I am trying to get the list of restaurants from this webpage, the type and the address. So far I wrote this:
import requests
from bs4 import BeautifulSoup
url = 'https://www.takeout2unow.com/restaurants?collapsable=1'
headers = {'User-Agent': 'Mozilla/5.0 (X11; Linux x86_64) '\
'AppleWebKit/537.36 (KHTML, like Gecko) '\
'Chrome/75.0.3770.80 Safari/537.36'}
response = requests.get(url,headers=headers)
soup = BeautifulSoup(response.text, "html.parser")
results = []
for restaurant in soup.select('.dd_bs a.dd_restlink'):
results.append({
'title':restaurant.find('div',{'class':'menu__vendor-name ng-binding'}).text,
'address': restaurant.find('div',{'class':'vendor_details_item
vendor_details_address'}).text,
'details': restaurant.find('div',{'class':'vendor_details_item ng-
binding'}).text,
'type': restaurant.find('div',{'class':'servesCuisine'}).text
})
results
Output
[]
I do not know if I am selecting the wrong item or why I cannot get any data
CodePudding user response:
This is simply because the data you are trying to scrape isn't gotten when the website is loaded. Only a shell of the website is returned by the get request you sent and contains the general things on the website.
The data is later gotten by sending a post request to "https://www.takeout2unow.com/left.json.xsl" which contains a JSON file with all the data. NB: You can also use a get request with that link
It is important to tackle the most basic stages when writing scrapers, first of all confirm that you have data before trying to parse through it.

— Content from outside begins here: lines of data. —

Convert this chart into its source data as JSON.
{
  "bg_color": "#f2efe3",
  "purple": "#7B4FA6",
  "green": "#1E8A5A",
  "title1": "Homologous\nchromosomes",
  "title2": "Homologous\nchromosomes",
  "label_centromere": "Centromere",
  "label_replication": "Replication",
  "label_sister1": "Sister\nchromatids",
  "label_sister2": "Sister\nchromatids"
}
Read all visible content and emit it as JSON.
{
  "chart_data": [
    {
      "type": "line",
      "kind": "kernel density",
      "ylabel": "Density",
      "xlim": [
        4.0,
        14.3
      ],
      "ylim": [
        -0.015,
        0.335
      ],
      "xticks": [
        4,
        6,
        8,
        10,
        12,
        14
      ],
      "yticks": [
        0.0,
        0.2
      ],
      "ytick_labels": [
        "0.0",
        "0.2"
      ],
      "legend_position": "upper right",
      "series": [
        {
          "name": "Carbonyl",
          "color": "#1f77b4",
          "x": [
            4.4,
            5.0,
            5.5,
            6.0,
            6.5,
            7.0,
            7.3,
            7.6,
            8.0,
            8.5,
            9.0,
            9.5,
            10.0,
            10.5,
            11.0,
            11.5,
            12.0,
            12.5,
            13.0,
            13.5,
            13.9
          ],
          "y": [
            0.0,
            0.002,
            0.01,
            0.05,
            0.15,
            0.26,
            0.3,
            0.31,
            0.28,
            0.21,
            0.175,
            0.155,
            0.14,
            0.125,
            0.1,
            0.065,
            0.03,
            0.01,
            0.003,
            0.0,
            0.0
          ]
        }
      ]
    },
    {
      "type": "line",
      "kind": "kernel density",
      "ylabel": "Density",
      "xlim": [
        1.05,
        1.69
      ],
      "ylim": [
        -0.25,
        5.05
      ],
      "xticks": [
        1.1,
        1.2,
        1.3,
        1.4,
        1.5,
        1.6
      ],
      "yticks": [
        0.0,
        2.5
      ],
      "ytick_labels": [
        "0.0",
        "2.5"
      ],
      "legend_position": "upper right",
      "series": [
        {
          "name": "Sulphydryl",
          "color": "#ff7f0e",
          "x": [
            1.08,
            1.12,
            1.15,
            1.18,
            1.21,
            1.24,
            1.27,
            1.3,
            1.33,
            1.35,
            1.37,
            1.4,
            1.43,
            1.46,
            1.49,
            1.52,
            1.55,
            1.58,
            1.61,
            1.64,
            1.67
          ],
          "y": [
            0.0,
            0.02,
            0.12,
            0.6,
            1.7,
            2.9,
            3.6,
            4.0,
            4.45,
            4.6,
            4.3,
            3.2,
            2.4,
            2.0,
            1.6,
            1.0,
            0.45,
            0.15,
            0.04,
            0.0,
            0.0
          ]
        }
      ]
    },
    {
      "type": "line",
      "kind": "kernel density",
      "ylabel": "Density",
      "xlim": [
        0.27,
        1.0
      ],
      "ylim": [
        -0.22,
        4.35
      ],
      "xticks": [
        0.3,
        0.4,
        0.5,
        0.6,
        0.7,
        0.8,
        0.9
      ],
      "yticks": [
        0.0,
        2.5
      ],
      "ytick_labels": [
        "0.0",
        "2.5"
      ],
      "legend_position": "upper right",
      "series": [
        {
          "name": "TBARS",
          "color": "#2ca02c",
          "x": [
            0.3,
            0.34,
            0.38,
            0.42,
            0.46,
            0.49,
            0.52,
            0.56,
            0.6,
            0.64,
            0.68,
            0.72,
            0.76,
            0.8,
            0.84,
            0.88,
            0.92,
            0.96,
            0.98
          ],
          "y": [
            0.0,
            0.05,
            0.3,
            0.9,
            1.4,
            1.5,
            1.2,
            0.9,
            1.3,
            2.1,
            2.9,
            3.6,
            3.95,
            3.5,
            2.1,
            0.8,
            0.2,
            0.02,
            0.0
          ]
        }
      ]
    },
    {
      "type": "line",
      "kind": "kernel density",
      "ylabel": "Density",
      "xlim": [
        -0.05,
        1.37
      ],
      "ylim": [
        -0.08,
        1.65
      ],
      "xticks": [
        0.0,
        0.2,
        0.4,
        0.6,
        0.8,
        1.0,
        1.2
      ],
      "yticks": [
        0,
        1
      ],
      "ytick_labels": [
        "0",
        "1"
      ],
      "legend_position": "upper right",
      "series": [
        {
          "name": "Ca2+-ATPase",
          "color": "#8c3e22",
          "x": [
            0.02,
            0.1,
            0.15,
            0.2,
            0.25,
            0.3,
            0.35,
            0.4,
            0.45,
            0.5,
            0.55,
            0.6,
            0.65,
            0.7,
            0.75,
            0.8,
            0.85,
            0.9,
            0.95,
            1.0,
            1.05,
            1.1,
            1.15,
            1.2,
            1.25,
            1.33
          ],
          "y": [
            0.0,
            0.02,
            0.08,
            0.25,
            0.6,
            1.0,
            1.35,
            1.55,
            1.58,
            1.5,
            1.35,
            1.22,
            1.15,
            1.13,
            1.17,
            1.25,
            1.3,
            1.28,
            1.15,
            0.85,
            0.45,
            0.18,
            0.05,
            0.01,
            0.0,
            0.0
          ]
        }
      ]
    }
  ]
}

CodePudding user response:
Actually,There is nothing wrong in your code but data is dynamically loaded by javascript from api calls json response as Post method.
import requests
api_url = "https://www.takeout2unow.com/left.json.xsl"
jsonData = requests.post(api_url).json()
result=[]
for item in jsonData['vendors']['vendor']:
result.append({
'title':item['sortName'],
'address':item['vendoraddress'],
'details':item['vendordescription'],
'vendorType':item['cuisinetype']
})
print(result)
Output:
[{'title': 'Cleaning 2 You', 'address': '3372 US 79 North', 'details': 'Cleaning 2 You is
a locally owed and family operated cleaning service here to handle your residential and commercial cleaning needs! Call or message us today to set up a free quote! Licensed, bonded and insured.', 'vendorType': 'Retail'}, {'title': 'Kroger Paris', 'address': '1059 Mineral Wells Ave', 'details': "The Kroger Company, or simply Kroger, is an American retail company. It is the United States' largest supermarket by revenue, and the secondlargest general retailer.", 'vendorType': 'Groceries'}, {'title': 'Walmart Camden', 'address': '2200 US
... so on